Our science and innovation – ecology and systems thinking, progressive sociology and economics – offers constructive ways forward.
The House of Lords will struggle to make the Agriculture Bill fit for purpose in these times of global health crisis, climate emergency and diet failure.
The Lords will also struggle to prevent the rolling-back of European protections to which the UK Government has committed, particularly in relation to genetic engineering.
The public is very clear in its view on genetically modified organisms (GMOs). We don't want them in our food system.
The government left GMOs out of the Bill, and indeed we we were told last week that this isn't the right place to discuss the issue.
But that isn’t stopping the technology's champions from leaping into the fray with an amendment to include it. And we can’t be sure that the government won’t jump on the bandwagon and follow this rightwing-led push.
I was struck by the language being used as I listened to the Second Reading debate in the Lords last week (a general discussion before we get down next month to the line-by-line consideration of Bill and amendments in the Committee Stage) – all the talk of “innovation”, of “science”, and how could anyone be against science and innovation?
The question that is too seldom asked is: which science? Just looking at “science”, you can approach the problem of food security through nutrition or genetics or soil science or agronomy (which crops grow where).
What impact will this scientific innovation have? How will it change our environment, our society, our diet? Unless you’ve asked those questions, your policy is going to have unintended impacts (and even if you do, you need to be alert to unexpected outcomes).
These are not questions that you can answer with a test tube or an equation. A 1950s view of “science” - a white man in a lab coat holding nature as far distant as possible - will not provide answers.
These are complex issues of sociology, economics, business. Scientific understanding can only take us so far, as we’ve found in dealing with SARS-CoV-2. And science allowed to run riot, without consideration of the impacts of innovation, can be very dangerous indeed.
It was science that gave us DDT and chlorpyrifos. It was innovation that led to the disastrous takeover of the English countryside by rapeseed, relying on massive use of pesticides and giant scale monoculture that is a biological desert, to grow a crop essentially unsuited to our conditions to please multinational food manufacturers producing foods that contribute to obesity and ill health.
My top level objection to genetic modification technologies is that behind it lies a faulty assumption: that you can change just one thing and create improvements, without having lots of other – frequently unconsidered – impacts.
Take an obvious example, like making crops more drought-resistant. Sounds great, how could you argue with that?
But think a little deeper, and the impacts are not just more wheat or more potatoes. If the plants keep growing, they’ll be sucking nutrients out of a drier soil. That will have an impact on the immensely complex ecosystem of bacteria, fungi and microscopic organisms that make up a healthy soil and work synergistically with plants to help them grow.
It will have an impact on soil structure – at risk of making dry soil even more concrete-like and impermeable, with threats of worsening our already high flood risk.
The GM approach is innately a 'silver bullet' approach – treating nature and society like a machine – you pull a lever and have a predictable impact on operations, a mechanistic approach that ecologists and systems analysts, heterodox economists and sophisticated sociologists have long been telling us causes untold damage.
Perhaps due to my Australian origins I’m particularly sensitive to this: introduce the cane toad to eat pests of sugar cane.
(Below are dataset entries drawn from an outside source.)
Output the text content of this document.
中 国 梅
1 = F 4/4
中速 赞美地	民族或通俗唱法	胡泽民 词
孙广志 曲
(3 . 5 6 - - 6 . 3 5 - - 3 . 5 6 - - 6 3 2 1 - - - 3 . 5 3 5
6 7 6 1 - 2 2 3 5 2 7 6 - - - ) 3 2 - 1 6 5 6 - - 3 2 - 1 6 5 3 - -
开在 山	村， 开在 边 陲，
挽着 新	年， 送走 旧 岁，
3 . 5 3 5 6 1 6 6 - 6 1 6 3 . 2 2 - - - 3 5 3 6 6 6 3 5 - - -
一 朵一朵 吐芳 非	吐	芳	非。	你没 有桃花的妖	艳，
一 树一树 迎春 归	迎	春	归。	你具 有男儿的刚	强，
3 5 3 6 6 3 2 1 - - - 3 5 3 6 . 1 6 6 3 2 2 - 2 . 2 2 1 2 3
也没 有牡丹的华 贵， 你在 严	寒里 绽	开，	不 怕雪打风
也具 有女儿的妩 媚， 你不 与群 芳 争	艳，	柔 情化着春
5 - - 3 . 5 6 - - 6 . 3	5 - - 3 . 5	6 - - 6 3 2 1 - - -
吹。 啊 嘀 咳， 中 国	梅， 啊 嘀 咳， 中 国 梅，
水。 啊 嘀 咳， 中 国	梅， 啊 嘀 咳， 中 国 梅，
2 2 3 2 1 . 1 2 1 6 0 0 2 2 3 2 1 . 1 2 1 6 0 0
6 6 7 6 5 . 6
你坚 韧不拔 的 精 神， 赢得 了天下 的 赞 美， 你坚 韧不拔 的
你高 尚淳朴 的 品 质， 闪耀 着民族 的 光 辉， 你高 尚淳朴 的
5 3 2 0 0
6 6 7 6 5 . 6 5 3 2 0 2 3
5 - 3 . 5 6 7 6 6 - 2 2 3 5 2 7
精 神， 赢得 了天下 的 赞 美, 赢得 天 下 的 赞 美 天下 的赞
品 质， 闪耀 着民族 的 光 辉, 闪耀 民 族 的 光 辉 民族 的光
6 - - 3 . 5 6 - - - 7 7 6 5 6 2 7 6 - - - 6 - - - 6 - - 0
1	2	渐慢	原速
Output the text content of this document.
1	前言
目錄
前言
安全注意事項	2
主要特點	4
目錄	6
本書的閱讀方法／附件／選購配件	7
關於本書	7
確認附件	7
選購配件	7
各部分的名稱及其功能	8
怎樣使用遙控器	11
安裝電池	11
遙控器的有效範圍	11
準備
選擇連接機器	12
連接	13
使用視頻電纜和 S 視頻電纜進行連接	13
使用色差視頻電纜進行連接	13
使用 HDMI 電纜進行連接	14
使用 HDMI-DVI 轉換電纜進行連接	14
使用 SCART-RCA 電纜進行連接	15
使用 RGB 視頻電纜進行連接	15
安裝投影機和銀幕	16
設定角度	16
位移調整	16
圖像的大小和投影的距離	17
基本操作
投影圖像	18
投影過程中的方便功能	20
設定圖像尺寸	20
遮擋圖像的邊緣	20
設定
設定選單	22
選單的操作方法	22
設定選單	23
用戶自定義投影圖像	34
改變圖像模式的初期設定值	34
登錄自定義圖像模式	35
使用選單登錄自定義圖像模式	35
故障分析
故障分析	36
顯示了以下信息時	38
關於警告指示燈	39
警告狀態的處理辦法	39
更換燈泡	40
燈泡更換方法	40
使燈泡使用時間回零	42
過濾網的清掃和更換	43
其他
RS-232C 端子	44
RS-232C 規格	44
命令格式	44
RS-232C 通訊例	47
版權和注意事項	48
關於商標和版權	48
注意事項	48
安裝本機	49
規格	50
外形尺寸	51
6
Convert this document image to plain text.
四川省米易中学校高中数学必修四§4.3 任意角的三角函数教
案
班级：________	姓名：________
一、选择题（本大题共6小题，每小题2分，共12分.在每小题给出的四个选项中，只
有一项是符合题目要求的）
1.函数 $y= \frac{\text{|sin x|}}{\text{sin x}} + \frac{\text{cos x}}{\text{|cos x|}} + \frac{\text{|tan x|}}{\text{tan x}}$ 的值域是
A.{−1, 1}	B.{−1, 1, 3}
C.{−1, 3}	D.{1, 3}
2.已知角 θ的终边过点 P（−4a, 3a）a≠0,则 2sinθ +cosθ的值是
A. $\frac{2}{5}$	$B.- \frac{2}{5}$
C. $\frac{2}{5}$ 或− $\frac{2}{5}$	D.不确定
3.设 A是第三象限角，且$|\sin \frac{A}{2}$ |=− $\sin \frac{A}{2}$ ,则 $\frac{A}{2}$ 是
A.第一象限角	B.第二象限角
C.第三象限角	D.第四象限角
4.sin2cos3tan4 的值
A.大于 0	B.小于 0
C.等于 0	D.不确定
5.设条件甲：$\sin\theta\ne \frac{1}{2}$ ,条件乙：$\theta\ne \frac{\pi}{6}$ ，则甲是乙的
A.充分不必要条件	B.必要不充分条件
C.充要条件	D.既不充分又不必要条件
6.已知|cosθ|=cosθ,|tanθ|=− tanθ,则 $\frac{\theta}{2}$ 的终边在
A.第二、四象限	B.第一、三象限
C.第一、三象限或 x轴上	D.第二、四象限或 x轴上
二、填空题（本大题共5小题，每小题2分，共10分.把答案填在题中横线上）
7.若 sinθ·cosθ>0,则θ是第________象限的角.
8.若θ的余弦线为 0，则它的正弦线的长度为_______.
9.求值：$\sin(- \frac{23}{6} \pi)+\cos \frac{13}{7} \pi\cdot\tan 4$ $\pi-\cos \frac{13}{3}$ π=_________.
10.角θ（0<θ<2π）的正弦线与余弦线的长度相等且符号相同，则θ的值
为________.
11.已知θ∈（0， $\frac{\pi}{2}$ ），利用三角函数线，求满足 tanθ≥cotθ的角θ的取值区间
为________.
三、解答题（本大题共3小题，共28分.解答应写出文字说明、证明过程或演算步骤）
What could possibly go wrong?
But it struck me in the debate that those of us on the side of the ecologists and the systems thinkers are falling down in the words we use, in allowing the “other side” to talk as if “science” and innovation are what they are for and we are against.
It is the science of nutrition that tells us how disastrous our ultra-processed diets are – cutting edge, fast-developing, exciting science.
Universal basic income is an innovation, a proposed change to our economic and social arrangement that removes insecurity and fear and reduces mental ill health. We don’t tend to talk about these things in these terms, but we should.
'Science' cannot be narrowly defined, or left in the hands of those who champion the multinational seed and agrochemical companies whose previous choice of 'innovations' has left the natural world and human society in such a parlous state.
Our science and innovation – ecology and systems thinking, progressive sociology and economics – offers constructive ways forward, rather than driving on to destruction.
Natalie Bennett is a Green Party peer.